Notably, joint inventorship requires that a named inventor significantly contribute to the conception of only a single claim. However, for AI-assisted inventions, the USPTO goes one step further and requires that all claims have a significant contribution by a natural person. Any claim to which a natural person did not significantly contribute cannot be included in a patent and must be canceled from a pending application. In the context of AI-assisted inventions, inventorship is determined on a claim-by-claim and case-by-case basis using the Pannu factors.

Recognizing that determining a natural person’s contribution in AI-assisted inventions will be difficult to ascertain, the USPTO has provided five guiding principles to help examiners and applicants determine a person’s level of contribution to a claim and whether that contribution is significant:

  1. A natural person’s use of an AI system in creating an AI-assisted invention does not negate the person’s contributions as an inventor. The natural person can be listed as the inventor or joint inventor if the natural person contributes significantly to the AI-assisted invention.
  2. Merely recognizing a problem or having a general goal or research plan to pursue does not rise to the level of conception. A natural person who only presents a problem to an AI system may not be a proper inventor or joint inventor of an invention identified from the output of the AI system. However, a significant contribution could be shown by the way the person constructs the prompt in view of a specific problem to elicit a particular solution from the AI system.
  3. Reducing an invention to practice alone is not a significant contribution that rises to the level of inventorship. Therefore, a natural person who merely recognizes and appreciates the output of an AI system as an invention, particularly when the properties and utility of the output are apparent to those of ordinary skill, is not necessarily an inventor. However, a person who takes the output of an AI system and makes a significant contribution to the output to create an invention may be a proper inventor. Alternatively, in certain situations, a person who conducts a successful experiment using the AI system’s output could demonstrate that the person provided a significant contribution to the invention even if that person is unable to establish conception until the invention has been reduced to practice.
  4. A natural person who develops an essential building block from which the claimed invention is derived may be considered to have provided a significant contribution to the conception of the claimed invention even though the person was not present for or a participant in each activity that led to the conception of the claimed invention. In some situations, the natural person(s) who designs, builds or trains an AI system in view of a specific problem to elicit a particular solution could be an inventor, where the designing, building or training of the AI system is a significant contribution to the invention created with the AI system.
  5. Maintaining “intellectual domination” over an AI system does not, on its own, make a person an inventor of any inventions created through the use of the AI system. Therefore, a person simply owning or overseeing an AI system that is used in the creation of an invention, without providing a significant contribution to the conception of the invention, does not make that person an inventor.
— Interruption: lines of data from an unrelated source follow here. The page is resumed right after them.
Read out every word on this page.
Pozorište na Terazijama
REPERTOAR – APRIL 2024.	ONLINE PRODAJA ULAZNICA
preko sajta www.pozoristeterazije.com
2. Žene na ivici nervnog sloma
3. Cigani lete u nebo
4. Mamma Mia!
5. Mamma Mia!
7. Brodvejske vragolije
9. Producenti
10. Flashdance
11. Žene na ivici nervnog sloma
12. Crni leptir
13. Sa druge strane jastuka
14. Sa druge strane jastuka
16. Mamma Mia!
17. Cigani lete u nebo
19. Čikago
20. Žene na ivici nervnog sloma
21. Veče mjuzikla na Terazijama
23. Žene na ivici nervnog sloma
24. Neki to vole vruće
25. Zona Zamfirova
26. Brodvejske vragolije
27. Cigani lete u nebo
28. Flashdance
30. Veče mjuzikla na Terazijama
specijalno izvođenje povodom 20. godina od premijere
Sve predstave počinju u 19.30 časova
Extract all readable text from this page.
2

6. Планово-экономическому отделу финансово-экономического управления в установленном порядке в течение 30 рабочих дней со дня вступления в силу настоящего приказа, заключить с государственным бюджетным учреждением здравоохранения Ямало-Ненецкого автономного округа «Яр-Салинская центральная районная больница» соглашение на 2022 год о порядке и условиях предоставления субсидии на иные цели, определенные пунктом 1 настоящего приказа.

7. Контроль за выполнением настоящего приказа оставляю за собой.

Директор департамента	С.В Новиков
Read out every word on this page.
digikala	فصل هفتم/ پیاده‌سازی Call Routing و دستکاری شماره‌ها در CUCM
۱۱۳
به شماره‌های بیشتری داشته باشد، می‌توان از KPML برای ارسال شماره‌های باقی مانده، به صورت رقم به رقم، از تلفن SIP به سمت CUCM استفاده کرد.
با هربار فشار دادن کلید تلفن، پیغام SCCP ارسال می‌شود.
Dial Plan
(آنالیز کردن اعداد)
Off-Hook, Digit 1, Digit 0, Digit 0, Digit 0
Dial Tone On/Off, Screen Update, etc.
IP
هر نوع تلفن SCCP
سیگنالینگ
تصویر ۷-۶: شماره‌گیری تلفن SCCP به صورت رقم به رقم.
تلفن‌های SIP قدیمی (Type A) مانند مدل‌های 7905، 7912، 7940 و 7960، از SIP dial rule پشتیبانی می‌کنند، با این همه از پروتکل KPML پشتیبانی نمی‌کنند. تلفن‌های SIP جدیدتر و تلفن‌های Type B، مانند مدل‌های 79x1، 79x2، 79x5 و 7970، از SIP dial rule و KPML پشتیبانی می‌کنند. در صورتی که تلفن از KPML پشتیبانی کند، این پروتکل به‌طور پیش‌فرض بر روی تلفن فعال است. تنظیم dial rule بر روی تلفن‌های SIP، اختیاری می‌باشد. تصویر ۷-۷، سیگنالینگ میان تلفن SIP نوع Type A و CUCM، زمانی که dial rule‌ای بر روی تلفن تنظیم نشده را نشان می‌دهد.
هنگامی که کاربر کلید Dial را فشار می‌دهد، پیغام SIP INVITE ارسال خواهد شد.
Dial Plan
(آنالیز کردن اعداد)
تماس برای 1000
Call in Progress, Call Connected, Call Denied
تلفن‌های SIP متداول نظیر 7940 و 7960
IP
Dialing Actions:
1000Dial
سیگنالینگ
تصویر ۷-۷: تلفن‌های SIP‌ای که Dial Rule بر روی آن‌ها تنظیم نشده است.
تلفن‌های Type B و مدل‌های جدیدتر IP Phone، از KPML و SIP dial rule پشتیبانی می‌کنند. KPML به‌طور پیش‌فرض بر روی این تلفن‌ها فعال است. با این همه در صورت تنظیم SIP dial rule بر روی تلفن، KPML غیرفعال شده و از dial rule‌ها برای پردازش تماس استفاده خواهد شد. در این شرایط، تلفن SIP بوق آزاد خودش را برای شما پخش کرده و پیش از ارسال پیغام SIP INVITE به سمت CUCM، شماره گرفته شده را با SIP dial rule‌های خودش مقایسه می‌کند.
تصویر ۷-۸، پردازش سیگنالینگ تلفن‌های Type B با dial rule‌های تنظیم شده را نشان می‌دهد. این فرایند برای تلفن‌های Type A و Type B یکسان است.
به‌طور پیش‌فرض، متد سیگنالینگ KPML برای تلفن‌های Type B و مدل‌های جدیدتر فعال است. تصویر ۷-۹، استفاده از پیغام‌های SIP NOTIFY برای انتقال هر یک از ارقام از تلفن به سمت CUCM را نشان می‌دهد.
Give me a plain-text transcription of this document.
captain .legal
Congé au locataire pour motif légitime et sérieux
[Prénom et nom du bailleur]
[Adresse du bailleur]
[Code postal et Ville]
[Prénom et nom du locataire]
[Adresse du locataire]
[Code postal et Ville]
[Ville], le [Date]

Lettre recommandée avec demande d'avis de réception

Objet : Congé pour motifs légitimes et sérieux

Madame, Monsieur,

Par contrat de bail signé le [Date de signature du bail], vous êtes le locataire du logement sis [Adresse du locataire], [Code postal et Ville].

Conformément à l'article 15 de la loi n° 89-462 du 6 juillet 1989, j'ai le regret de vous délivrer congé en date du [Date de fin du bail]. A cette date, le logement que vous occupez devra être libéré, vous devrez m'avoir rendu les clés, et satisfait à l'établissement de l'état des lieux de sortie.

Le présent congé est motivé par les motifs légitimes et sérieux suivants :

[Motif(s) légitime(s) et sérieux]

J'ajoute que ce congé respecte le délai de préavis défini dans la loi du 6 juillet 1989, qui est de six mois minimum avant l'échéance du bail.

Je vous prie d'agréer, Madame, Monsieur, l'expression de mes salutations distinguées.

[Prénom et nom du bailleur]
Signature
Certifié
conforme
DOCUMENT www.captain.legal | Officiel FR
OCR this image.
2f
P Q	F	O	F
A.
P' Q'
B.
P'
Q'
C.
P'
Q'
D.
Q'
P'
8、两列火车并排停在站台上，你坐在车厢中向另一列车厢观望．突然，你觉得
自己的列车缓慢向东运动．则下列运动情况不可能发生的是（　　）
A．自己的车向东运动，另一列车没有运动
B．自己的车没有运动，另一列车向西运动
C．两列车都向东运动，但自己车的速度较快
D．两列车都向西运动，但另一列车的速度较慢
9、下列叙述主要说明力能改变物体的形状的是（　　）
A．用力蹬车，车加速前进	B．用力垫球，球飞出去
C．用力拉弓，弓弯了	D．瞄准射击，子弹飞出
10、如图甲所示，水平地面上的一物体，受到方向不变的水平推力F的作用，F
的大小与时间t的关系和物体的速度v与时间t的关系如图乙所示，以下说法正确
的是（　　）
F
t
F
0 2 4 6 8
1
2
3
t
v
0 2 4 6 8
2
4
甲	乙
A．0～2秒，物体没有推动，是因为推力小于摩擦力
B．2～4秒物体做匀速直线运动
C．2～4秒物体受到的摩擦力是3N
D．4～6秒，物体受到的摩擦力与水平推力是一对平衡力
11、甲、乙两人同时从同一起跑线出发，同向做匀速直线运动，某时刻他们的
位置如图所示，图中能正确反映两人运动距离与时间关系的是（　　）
As of today, the USPTO has also provided two examples to help show hypothetical application of the new guidance, including an example for a transaxle for a remote control car and another for the development of a therapeutic compound for treating cancer.

While Thaler and Pannu both concerned utility patents, the USPTO’s guidance on AI-assisted inventions also applies to applications for design and plant patents.

In all, one can use AI in the development of new technology and not categorically lose their ability to file for patent protection. It remains to be seen how the USPTO will apply the Pannu factors and how such application will be treated by the courts. However, as for now, so long as a human significantly contributed to each claim in a patent application, that natural person can and must be listed as an inventor, while the AI system cannot.